Thursday, August 11, 2005

Back Home Again

I flew home this morning, even though Mars Reconnaissance Orbiter hadn't launched yesterday. My boss offerred to let me change my tickets to come home later today (the launch window was from 7:50 AM to about 10:00 AM EDT). My work for the mission was done, and after four days on the road, I was really ready to get home and see my family, so I decided to head on home as planned. As it turns out, the ship didn't launch today, either, so I definitely made the right call. My wife had emailed me and said that my daughter was crying at night because she missed me (I'm usually the one to rock her to sleep) -- a very strong motivation to get on home, as you might can imagine! Life is about balance. You need to feel productive (notice I did not say you had to have a paying job -- as a former single parent, I know stay-at-home parents have one of the toughest jobs there is). You also need time with your family. You need time to play, alone and with others. You need time to think, time to dream, and time to relax. If any one of these areas overshadow the others, then your life will suffer in ways small and large.

I think the same is even more true of the writing life. We are, after all, self-employed (even if we hold down a "real" job).

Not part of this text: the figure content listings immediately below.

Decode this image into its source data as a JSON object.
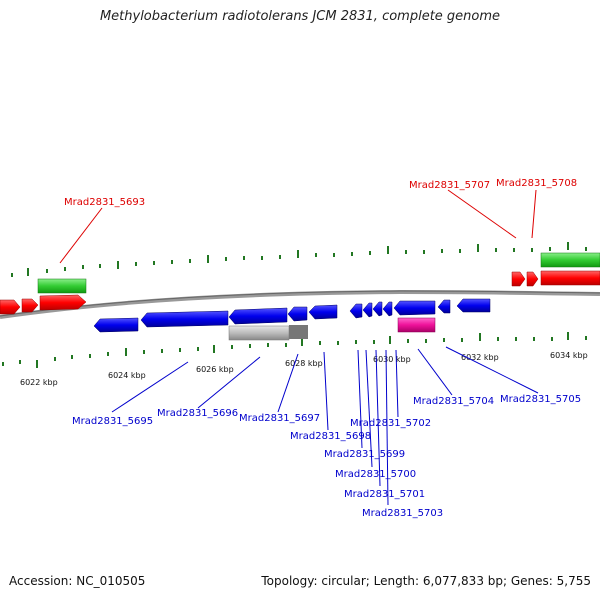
{
  "title": "Methylobacterium radiotolerans JCM 2831, complete genome",
  "footer": {
    "accession": "Accession: NC_010505",
    "summary": "Topology: circular; Length: 6,077,833 bp; Genes: 5,755"
  },
  "scale_labels": [
    "6022 kbp",
    "6024 kbp",
    "6026 kbp",
    "6028 kbp",
    "6030 kbp",
    "6032 kbp",
    "6034 kbp"
  ],
  "gene_labels_top": [
    "Mrad2831_5693",
    "Mrad2831_5707",
    "Mrad2831_5708"
  ],
  "gene_labels_bottom": [
    "Mrad2831_5695",
    "Mrad2831_5696",
    "Mrad2831_5697",
    "Mrad2831_5698",
    "Mrad2831_5702",
    "Mrad2831_5699",
    "Mrad2831_5700",
    "Mrad2831_5701",
    "Mrad2831_5703",
    "Mrad2831_5704",
    "Mrad2831_5705"
  ],
  "colors": {
    "forward_gene": "#ff0000",
    "reverse_gene": "#0000ee",
    "rrna": "#33cc33",
    "trna_like": "#ee1199",
    "pseudo": "#b0b0b0",
    "backbone": "#808080",
    "tick": "#227722"
  }
}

No one is going to make us sit at the computer or at the writing desk. On the other hand, there is no time clock to tell us when it's time to go home, either. Being a professional writer requires a level of maturity that many people don't have (and to be fair, haven't really needed). This works both ways. Someone who goofs off all the time and never actually sits down to write will never succeed. I'm reminded of the ad exec in She's Having a Baby who talks about when he quit his job to write a book. He built (I forget exactly) nine birdhouses, watched hundreds of hours of TV, and finally went begging for his job back. Of course he didn't succeed! He never even picked up a pencil! The flip side is that you also shouldn't write to the exclusion of all else -- no matter what many very famous and successful writers may tell you. We've all heard about the tortured and driven novelist who writes incessantly, ignoring his wife, his kids, his health. I challenge you to point to even one of those authors who can honestly say they are happy. Let's assume you've got the talent and dedication to succeed as a writer. If you achieve fame, fortune, and a guest slot on Oprah, but the rest of your life is miserable, what have you gained? In my mind, "success" in the traditional sense is not the goal. Fulfillment -- which only arrives from a proper balance in all things -- is the ultimate goal to strive for. The educational psychologist Maslow would describe it as "self-actualization." Even some of my collegues in the education world have forgotten this important truism. It's not just writers.

On a different note, I met a very friendly family on the flight back to Phoenix. The mom and dad were extremely devoted to their children, and the boy (6) and girl (2) were sweet kids. The two year old is, of course, in the "terrible twos," so when she woke up fussy on the plane, she was initially in danger of a major melt-down. Fortunately. both her parents and I knew that the art of caring for a two year old lies in the art of distraction. And a goofy stranger who can make quarters and rings appear out your ears while making funny faces the whole time makes for quite a distraction. She was a riot. I was struck, though, by how little they knew about the space program (he didn't know, for example, that we had ever sent spacecraft to Mars at all -- but we've been doing it since before we went to the Moon). It certainly wasn't due to any lack on their part; I can only assume it just hasn't been something they've gotten much exposure to. The dad was certainly genuinely interested when he found out what I did, and asked very intelligent questions, so I guess space flight just wasn't something that was in their worldview -- it didn't affect them much, so they hadn't had an opportunity to hear much about it.

What was eye-opening for me, though, was how different their experiences and worldview were from mine, even though on a social level we were all completely compatible -- had we lived in the same city, we could even be good friends. It just goes to show you that as a writer you can't assume that everyone will see things in exactly the same way as you do -- in fact, you can just about guarantee they won't. I think part of what makes a successful writer is the ability to transcend your own worldview and write in such a way that appeals to wide range of readers -- a way that reaches us on a human level. I think this is where psychology can play a big role in writing, yet I never hear of psychological theory being applied to writing. I think someday soon I'm going to do an in-depth exploration of the "psychology of writing" and publish it, either here or in printed form. I think it's a subject that could definitely use more exploration and would be useful to all of us as writers!